Case in point, the questions surrounding Harvard Law Review's reported circulation data. Davies writes "context might help: it suggests that the HLR’s circulation is whatever the HLR can convince you it is." From his Law Review Circulation 2009: The Combover article [SSRN]:

The HLR, like all law reviews, operates within a larger world driven in substantial part by USNews rankings and related creatures. It is a world in which some law school leaders — that is, the people in charge of teaching law review editors and other students about the law, its practice, and its values — are committed to being in the elite, to being highly ranked, even if that means also being not fully forthright about the numbers on which rankings are based. Perhaps law review editors internalize that kind of commitment, if not from their own schools, then perhaps from the law school world at large. Perhaps the propriety of fudging your way toward first place in the law is being simultaneously booted out the front door via lectures in Professional Responsibility classes and welcomed in at the back gate via role-modeling in law school administration and media coverage of it.

Oh great, now those law schools which hadn't thought about this stunt, might do so.

Why Subscribe? There's little need to subscribe to or "circulate" law reviews. Who reads what they publish? Law profs? Some perhaps, but if they do it is more likely by way of SSRN or bePress. Federal court clerks for "see generally" references, perhaps . Certainly not the typical state or federal practitioner. They turn to ABA Section journals and state bar association titles because that's where they will find doctrinal analysis and practical information. Commenting on NLJ's article, "Study Finds Sharp Decline in Law Review Circulation," Mark Giangrande wrote on LLB yesterday, "[t]he article noted the focus of law reviews has shifted to the academic audience, saying 'it takes longer for ideas they present to find their way into real-world legal practice.' I'll say." I'll add, "if ever." 

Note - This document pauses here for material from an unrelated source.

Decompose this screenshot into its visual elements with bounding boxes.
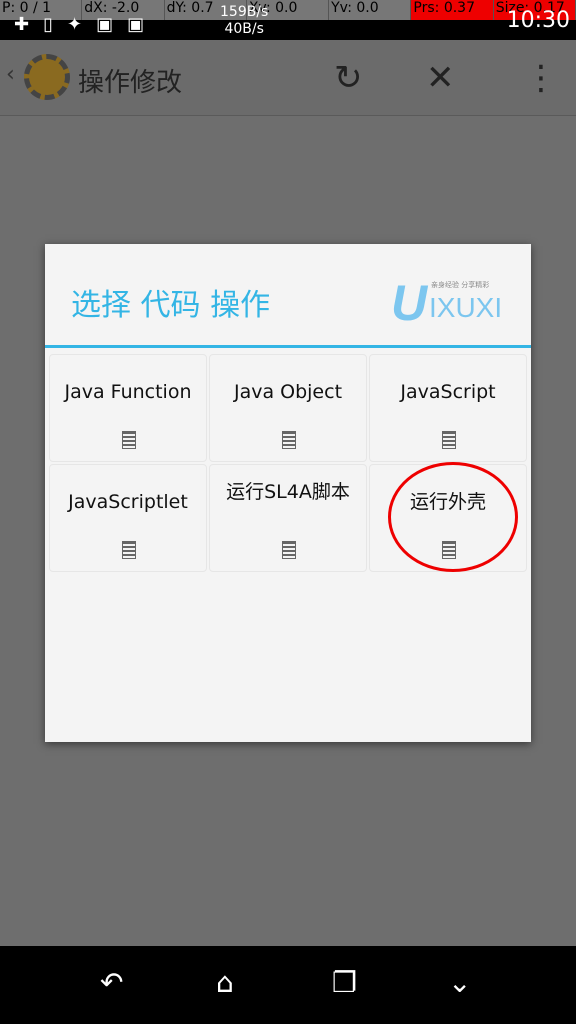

Certainly there is nothing wrong with speculative thought but hopefully someday, the peer review model will be the norm in the legal academy. Until then, members of every other discipline on university campuses shake their collective head in disbelief about how law profs "earn" tenure by way of their publishing track record. "Publish or perish" whether right or wrong, is absurdly easy for law profs when they have some 200 student edited law reviews and journals to submit their work to. And still, they whine about it!

The Greening of Law Reviews. A lot of trees will be saved if the Durham Statement on Open Access to Legal Scholarship was implemented nationwide. In fact, it might stop this latest legal academy combover Ross Davies calls attention to. Of course, Durham Statement proponents will have to persuade law profs that SSRN download mouse clicks mean absolutely nothing. That may be an insurmountable obstacle to instant ego gratification. If not cited, at least downloaded, right? [JH]

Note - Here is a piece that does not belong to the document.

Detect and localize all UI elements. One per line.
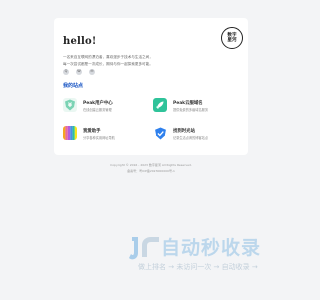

February 23, 2010 in Info - Antics or Metrics?, Law School News & Views, Publishing Industry | Permalink

Comments

i really don`t uderstand much of this !

Posted by: Jedineka | Sep 26, 2010 3:33:10 AM

Another reason that courts may turn to ABA publications (and journals published by ABA sections) is that subscriptions to those publications are included as part of the ABA (and section) membership fee. That's a great member benefit. When the journals are there in the office, you tend to at least look at the titles of the articles and see that many of them are highly relevant to your work.